Not sure if it's the conference hopping that is encouraging institutions to the get their houses in order in terms of Title IX compliance, but it is certainly having that effect.
The University of Montana has slightly-more-than tentative plans to add women's softball to their roster of intercollegiate sports. The state of Montana has no DI softball, which isn't especially surprising given the limitations the weather puts on spring sports, but recent survey data show that softball is the sport undergraduate women would like to see added. Though Montana administrators maintain that they didn't think they "were close to being out of compliance" they knew that they couldn't keep administering the annual interest survey and not do anything. (Not sure why they held that belief in the first place. Simply collecting data does not make one compliant.) Not sure if the NCAA held similar beliefs about Montana's compliance. In the university's last reaccreditation administrators were apparently told that adding another women's sport would be "the right thing to do." Montana is able, it seems, to read between the lines. And its plans to move to the Big Sky Conference likely pushed forward the plan for softball. The Big Sky needs one more softball-playing school in order to hold a conference tournament. But softball is still a ways off, at least three years according to the athletic director. The program is estimated to cost about half a million dollars annually so funds need to be raised, a coach hired, and players recruited.

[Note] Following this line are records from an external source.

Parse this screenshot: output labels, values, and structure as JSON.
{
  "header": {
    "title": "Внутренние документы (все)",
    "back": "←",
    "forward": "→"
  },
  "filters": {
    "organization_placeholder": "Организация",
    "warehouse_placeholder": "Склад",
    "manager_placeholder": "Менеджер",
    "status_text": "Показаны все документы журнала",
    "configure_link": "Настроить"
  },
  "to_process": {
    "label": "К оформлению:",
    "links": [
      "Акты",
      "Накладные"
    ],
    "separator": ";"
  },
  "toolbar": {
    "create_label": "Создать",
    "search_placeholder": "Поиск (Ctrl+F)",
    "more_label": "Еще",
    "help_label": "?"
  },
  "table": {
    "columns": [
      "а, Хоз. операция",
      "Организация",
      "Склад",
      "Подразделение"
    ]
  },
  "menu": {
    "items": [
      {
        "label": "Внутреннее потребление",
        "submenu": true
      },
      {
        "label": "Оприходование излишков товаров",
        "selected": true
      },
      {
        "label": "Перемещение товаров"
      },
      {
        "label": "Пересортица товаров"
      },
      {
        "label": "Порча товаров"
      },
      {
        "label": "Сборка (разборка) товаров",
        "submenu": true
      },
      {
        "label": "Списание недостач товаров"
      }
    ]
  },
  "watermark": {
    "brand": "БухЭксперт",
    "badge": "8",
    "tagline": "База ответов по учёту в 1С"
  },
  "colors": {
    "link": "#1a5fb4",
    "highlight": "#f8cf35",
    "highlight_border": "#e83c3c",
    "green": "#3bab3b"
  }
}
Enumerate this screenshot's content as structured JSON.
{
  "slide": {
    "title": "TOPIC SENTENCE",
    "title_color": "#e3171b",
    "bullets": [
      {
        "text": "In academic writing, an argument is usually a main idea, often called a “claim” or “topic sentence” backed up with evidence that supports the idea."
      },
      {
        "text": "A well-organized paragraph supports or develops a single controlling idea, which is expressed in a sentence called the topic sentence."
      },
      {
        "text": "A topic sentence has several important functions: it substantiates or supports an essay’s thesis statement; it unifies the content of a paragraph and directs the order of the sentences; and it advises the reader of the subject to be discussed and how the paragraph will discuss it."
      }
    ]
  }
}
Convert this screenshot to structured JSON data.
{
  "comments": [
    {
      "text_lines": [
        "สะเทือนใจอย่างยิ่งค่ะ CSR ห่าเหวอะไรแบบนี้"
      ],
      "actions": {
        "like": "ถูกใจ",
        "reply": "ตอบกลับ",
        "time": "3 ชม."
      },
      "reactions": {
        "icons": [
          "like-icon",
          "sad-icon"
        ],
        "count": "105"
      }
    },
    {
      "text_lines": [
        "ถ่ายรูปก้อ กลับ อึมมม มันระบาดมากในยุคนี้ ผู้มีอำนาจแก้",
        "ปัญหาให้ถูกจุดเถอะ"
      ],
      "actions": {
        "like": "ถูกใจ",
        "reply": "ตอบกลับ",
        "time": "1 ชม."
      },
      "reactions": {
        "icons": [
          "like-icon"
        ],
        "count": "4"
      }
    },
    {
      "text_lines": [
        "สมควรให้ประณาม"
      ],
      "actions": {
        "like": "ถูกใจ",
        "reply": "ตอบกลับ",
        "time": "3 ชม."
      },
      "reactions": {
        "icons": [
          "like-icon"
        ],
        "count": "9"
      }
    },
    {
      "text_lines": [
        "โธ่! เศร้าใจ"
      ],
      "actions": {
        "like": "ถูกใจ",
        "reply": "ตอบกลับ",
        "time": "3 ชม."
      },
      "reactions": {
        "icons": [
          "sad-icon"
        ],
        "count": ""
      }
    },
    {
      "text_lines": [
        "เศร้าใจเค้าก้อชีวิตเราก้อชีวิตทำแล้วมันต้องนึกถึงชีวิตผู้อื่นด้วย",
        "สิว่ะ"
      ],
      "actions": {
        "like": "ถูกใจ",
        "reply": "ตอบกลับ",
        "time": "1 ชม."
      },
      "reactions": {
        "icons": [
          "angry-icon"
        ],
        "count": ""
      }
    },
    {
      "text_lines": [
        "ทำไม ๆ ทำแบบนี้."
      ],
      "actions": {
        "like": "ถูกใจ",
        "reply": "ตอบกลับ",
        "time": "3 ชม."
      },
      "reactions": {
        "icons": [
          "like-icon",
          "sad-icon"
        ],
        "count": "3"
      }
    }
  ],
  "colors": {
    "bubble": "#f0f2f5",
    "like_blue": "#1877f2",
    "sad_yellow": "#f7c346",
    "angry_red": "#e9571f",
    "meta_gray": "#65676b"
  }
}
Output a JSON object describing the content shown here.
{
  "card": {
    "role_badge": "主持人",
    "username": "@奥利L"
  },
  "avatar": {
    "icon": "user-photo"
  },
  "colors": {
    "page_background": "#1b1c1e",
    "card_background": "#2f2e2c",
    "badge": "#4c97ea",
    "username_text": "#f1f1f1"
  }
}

A different conference hop is forcing another school to do the drop/add shuffle. University of Nebraska-Omaha, a DII school (except for men's hockey), is making the move to DI. It has been invited to the Summit League and given the NCAA's lifting of the ban on division hopping that will happen in June, and that conferences hold the power to invite, UNO has decided to make the leap, something they apparently have been considering for a while now. Not knowing when another such opportunity will come along, the university is making sure everything is in order for the 2012 move.
But unfortunately football and wrestling will not be coming along. The university cited the immense costs of football and the inability to bring wrestling up to DI levels without a large amount of cash as the reason for the cuts. Good news though for a couple of the so-called men's minor sports: UNO will be adding men's golf and soccer.